Sin duda alguna, por su prevalencia, importancia demográfica, impacto sobre la calidad de vida y elevada morbimortalidad, la IC es un síndrome clínico en cuya prevención, reconocimiento precoz, manejo terapéutico y seguimiento a largo plazo debe involucrarse a fondo el médico de familia. Un seguimiento estrecho y a medida, como precisa el paciente con IC durante toda la historia natural de la enfermedad, pero en particular en los estadios más avanzados, difícilmente puede ser garantizado si no es con la implicación activa del médico de familia.

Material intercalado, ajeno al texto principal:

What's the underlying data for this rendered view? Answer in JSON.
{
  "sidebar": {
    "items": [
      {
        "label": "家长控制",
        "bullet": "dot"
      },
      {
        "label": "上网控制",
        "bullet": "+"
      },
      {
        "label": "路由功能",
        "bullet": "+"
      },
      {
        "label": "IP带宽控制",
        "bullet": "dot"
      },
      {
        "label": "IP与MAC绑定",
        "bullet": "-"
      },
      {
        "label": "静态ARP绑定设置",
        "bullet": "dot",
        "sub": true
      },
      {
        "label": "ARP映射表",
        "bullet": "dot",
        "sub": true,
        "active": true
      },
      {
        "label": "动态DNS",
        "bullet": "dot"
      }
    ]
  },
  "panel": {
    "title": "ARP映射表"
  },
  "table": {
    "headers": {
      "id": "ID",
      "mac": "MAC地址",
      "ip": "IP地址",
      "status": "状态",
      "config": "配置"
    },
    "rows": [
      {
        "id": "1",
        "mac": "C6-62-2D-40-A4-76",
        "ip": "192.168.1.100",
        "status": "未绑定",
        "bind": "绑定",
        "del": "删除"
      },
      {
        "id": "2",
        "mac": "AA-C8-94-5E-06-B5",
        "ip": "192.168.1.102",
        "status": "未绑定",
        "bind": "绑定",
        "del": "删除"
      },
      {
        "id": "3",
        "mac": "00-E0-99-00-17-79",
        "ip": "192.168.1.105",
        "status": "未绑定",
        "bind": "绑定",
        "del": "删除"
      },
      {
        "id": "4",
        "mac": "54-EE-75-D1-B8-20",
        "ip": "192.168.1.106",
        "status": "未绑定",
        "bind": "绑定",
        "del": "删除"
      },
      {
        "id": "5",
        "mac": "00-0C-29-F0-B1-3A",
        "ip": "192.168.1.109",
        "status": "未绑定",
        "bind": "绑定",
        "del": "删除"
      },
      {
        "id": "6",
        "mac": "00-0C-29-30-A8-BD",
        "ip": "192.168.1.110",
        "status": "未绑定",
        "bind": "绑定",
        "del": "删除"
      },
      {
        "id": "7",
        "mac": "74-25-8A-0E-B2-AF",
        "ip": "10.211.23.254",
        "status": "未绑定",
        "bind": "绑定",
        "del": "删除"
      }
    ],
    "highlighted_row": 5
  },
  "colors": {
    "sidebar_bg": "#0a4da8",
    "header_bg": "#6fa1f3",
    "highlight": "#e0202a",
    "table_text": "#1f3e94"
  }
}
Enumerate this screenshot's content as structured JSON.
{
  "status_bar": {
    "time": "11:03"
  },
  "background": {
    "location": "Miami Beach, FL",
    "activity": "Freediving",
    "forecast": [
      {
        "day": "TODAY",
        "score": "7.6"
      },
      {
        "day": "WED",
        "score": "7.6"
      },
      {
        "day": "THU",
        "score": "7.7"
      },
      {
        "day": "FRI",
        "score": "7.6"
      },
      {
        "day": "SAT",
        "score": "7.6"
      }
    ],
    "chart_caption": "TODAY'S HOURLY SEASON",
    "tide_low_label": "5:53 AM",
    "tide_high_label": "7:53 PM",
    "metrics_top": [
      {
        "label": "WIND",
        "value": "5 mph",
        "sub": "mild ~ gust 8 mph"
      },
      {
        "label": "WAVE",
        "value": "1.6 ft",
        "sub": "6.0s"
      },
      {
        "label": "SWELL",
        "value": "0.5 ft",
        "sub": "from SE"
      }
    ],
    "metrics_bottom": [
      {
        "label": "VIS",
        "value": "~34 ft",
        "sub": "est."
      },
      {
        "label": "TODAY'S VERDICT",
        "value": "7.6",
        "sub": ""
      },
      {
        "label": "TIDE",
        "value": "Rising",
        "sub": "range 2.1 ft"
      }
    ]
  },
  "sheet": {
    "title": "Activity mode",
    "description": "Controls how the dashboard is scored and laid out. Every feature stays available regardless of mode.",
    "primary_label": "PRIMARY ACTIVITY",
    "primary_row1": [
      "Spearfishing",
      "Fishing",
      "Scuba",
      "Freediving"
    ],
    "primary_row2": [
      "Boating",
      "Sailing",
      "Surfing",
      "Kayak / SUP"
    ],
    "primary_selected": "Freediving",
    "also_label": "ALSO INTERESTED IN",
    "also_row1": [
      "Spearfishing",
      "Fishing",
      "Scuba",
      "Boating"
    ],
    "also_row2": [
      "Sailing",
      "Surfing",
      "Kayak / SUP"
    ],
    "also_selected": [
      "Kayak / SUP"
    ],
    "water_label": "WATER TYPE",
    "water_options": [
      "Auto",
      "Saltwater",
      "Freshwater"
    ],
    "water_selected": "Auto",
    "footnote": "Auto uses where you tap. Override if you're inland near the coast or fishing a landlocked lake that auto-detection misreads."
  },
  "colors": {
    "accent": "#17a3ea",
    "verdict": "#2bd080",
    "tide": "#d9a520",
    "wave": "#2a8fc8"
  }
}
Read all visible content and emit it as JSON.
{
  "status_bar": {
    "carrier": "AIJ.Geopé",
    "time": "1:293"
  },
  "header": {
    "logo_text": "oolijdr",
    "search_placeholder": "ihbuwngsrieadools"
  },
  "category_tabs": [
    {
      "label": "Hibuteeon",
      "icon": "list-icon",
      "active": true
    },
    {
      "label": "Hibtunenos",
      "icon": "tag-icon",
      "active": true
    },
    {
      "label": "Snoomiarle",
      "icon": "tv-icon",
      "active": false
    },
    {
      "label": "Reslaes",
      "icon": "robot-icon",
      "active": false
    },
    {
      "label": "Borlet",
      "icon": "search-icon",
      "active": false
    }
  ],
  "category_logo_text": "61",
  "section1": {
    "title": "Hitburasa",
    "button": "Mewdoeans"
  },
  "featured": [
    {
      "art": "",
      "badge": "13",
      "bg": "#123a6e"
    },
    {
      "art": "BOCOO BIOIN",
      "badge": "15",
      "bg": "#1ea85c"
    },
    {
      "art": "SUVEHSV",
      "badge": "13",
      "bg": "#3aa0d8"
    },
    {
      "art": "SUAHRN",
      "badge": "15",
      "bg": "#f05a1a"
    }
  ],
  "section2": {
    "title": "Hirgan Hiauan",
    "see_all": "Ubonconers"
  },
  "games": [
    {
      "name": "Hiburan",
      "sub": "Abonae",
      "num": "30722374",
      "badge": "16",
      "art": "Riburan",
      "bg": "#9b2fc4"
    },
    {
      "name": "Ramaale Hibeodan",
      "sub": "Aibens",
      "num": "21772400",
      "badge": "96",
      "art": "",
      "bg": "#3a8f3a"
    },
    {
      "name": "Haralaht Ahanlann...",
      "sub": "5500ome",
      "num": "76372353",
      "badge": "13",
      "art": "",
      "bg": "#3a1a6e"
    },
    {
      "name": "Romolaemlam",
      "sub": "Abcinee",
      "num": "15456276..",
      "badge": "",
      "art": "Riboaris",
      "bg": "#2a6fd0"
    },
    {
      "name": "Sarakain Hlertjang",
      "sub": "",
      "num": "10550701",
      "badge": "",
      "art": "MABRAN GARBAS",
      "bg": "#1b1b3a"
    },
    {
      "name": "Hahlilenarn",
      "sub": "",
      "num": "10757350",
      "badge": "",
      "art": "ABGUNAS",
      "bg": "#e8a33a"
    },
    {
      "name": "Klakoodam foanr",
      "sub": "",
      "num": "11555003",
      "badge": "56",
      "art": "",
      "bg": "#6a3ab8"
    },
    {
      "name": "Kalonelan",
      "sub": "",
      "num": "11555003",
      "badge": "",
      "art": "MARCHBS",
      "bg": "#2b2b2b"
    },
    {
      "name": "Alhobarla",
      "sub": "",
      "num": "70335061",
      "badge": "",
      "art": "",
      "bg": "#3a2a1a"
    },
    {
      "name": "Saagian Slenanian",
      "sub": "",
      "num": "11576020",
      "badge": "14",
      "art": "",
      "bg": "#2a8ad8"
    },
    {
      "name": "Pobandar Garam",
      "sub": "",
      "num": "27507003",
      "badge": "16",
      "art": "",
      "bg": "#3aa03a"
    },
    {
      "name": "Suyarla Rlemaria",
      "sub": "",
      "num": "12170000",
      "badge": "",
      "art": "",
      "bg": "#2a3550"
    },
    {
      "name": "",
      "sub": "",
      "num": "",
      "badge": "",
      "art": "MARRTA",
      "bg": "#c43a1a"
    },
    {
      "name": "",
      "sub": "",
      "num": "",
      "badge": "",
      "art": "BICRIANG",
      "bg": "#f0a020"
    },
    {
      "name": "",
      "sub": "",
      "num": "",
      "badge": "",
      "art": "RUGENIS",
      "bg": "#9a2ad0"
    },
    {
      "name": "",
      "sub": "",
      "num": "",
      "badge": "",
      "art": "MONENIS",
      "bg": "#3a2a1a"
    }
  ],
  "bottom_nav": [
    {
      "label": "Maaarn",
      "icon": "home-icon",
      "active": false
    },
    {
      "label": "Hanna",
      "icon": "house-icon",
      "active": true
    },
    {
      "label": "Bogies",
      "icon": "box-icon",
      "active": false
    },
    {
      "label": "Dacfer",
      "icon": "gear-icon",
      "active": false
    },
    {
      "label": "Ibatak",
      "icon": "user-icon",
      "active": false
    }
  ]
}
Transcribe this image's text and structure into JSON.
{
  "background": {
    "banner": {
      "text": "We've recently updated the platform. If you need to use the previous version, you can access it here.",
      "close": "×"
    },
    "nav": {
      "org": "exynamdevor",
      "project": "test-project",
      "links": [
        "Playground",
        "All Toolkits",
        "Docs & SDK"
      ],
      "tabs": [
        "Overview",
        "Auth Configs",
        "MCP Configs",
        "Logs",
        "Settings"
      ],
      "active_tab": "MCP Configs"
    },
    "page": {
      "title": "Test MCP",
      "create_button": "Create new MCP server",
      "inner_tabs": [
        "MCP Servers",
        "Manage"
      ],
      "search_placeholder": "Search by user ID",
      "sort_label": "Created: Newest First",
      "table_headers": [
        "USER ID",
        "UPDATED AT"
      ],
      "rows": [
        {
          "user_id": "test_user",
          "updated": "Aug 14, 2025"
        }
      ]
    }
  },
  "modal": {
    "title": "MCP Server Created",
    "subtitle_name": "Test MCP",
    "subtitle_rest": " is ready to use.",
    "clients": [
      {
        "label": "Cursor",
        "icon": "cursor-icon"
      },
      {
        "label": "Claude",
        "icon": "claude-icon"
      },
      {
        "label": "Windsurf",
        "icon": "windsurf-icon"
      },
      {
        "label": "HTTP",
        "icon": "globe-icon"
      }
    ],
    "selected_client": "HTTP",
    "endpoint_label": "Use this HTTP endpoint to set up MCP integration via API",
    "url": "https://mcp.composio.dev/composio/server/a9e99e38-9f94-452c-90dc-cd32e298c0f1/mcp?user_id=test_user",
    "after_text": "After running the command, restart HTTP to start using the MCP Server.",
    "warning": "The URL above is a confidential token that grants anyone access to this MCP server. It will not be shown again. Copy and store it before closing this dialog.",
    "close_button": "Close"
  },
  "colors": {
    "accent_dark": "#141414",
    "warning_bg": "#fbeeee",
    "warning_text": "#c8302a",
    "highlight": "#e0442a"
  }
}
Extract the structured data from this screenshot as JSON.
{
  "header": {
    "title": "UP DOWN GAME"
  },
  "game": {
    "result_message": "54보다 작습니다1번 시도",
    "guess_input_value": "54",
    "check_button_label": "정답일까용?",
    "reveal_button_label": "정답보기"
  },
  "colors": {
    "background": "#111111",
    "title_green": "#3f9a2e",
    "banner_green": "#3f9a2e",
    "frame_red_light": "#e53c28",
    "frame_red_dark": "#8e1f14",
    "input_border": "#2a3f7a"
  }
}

Una vez establecida, la IC seguirá un curso crónico y a menudo incapacitante, que inevitablemente se verá salpicado de períodos de desestabilización, y muchos de ellos precisarán manejo hospitalario. En la práctica real, tampoco debe olvidarse que el diagnóstico inicial de la IC se sigue realizando más en los hospitales que en la comunidad, y que aproximadamente el 40% de los pacientes con IC que atendemos en atención primaria ha sido ingresado al menos en una ocasión durante el año previo. Por todo esto, más que en muchas otras enfermedades crónicas en que el médico de familia puede alcanzar una mayor autonomía, es absolutamente necesaria la coordinación, cooperación y el manejo interdisciplinario entre los distintos profesionales (enfermería, asistente social, médico de familia, internista, cardiólogo, etc.) que a lo largo del curso clínico de la IC van a tratar al paciente. Ahora bien, el médico de familia no debe eludir su inequívoca responsabilidad como referente para el paciente y como eje central a lo largo de toda la historia natural de este complejo síndrome. Probablemente, éstos son los retos más importantes en el momento presente y para los próximos años.